Le Soldat got up slowly on one elbow, peeling the hat off his face. He looked up at the girl. The noon sun behind her formed an ironic halo around her puckish devil face as she grinned.

He blinked, long and slow.

"Go away, little sister," he said, not ungently.

She stamped one bare foot on the hot flinty rock.

"Oh, come on! Aren't you at least a little bit happy to see me!"

He shrugged.

"You look healthy…I'm happy you're alive. I guess. Now, please go and leave me alone."

"D-don't you at least want to know why I'm here? How I found you and everything?"

"No. No…I don't want to know anything."

She glared down at him, twisting the bunch of her fingers behind her.

"At least give me my hat back."

"Come and get it."

She took a few trembling steps down onto sharper rocks. The man threw her hat in the air, and immediately a stronger wind seized and tugged it irrevocably out to sea, where it turned several frantic cartwheels until receding to such a distance that it became one of a thousand whitecaps and distant wheeling sea-birds.

"Oh! That is so low, you are such a huge jerk!"

He laughed. "Jerk, huh? You got soft. I remember you used to have a much dirtier mouth on you. But, I'm a jerk?" He yawned, and turned away, leaning on his shoulder, so that they both looked out to sea. "You come here and make me remember things. Who says I want to remember? Look at that."

He held out one hand, palm down, over the water.

"Umm. So, what?"

"I like that. Every day, it comes in. Every day, it goes out. I like that. It makes sense to me. Anything else, I don't want to know."

The girl turned away. Slowly, her left heel scratched up and down the back of her right calf. "You know," she muttered, "he said you'd be like this."

"Huh?"

"He said. You know. Red."

"Red? I don't know any…" Le Soldat's shoulders stiffened. "Oh. So he did, did he. Well, where is he? I guess he had better things to do.—He's alive?"

"Yeah. I mean, yeah, he is."

The shoulders relaxed.

"Okay."

"What, hasn't he been to see you? Even once?…Does he even know you live here?"

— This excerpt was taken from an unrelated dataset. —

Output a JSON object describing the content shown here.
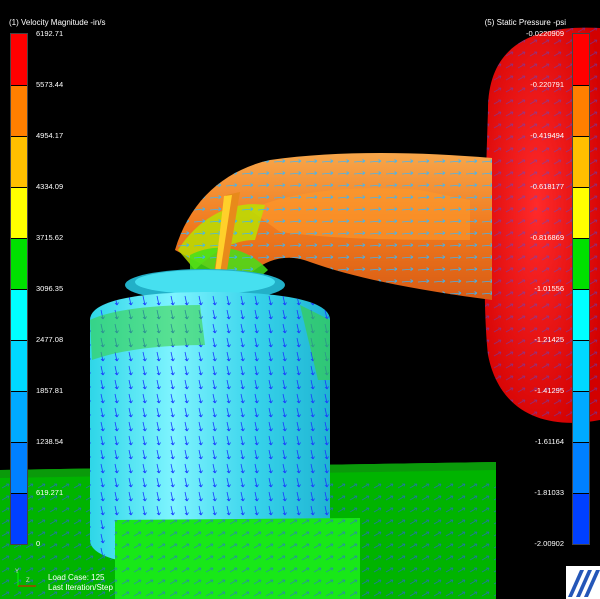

"Sister," said the man, with a faint chuckle, "you don't understand the first thing about men."

He leapt off the rock. There was a loud splash, then a silky rush of water as, far below, he pushed off, trailed by a long gently frothing wake.

"Oh, yeah?" she yelled after him. "I know one thing! You're all a bunch of big, dumb—stinking—cowards! But I can wait! I'll be here when you get back, don't worry! You'll listen to what I have to say…if it's the last thing you ever do…"

But as he grew further and further distant, and her voice grew fainter, she shivered; as if doubting there were anything really tethering him to the land, or to a human life; or his past to hers, or anyone's.